Potential employees can get around this information camouflage by conducting more thorough research into the underlying nature of the job options they are considering. They should ask questions about day-to-day activities and consult with various people who currently have similar jobs or who have held the position before.


What employers can do

The "polish job" also poses a disadvantage to employers as they try to manage the frustrations experienced by their employees as well as staff turnover cases. They can stop this vicious cycle by providing realistic job previews.
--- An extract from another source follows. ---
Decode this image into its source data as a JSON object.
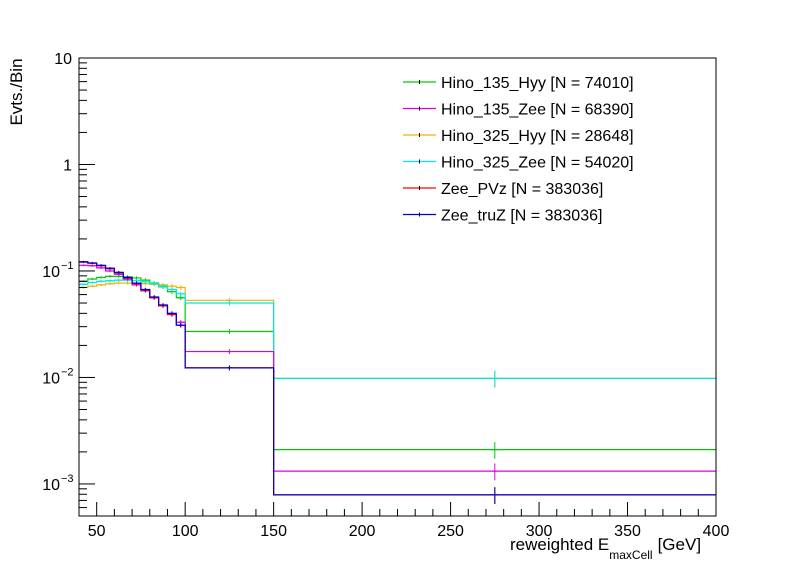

This does not mean they are required to show the negative side of the job, but it is necessary for them to provide a balance of honest explanations of both well-known and not-so-famous jobs.

Employers can also consider a method of aggregating tasks which can make the not-so-pleasant jobs evenly distributed among all employees from various types of positions; do not focus on any particular position.

Allowing employees to help structure their job descriptions and create new opportunities can go a long way. (Unsplash)

Employers also often want to be open to employees' efforts to explore their jobs and create new opportunities with their organizations. However, ultimately doing many mundane routine tasks often remains a reality in all jobs despite the promise that AI will eliminate more routine tasks.

What's more, hiring managers must be careful when including narratives of "energy" or passion as a job requirement. In an analysis of more than 200 project interviews about startup recruiting, passion has become an overused subject of discussion. 

In hiring managers, the narrative of passion needs to exist because the manager's position requires it. While potential ordinary employees must have already established their passion.

Yet not a single joke from hiring managers who are already looking for passion in their prospective employees can explain how they would rate that passion, or explain how important the existence of passion for a particular job is.

The risk is that they hire passionate people and then deliver unsuitable jobs and then extinguish that passion, ultimately creating a problematic situation for both the employee and the company.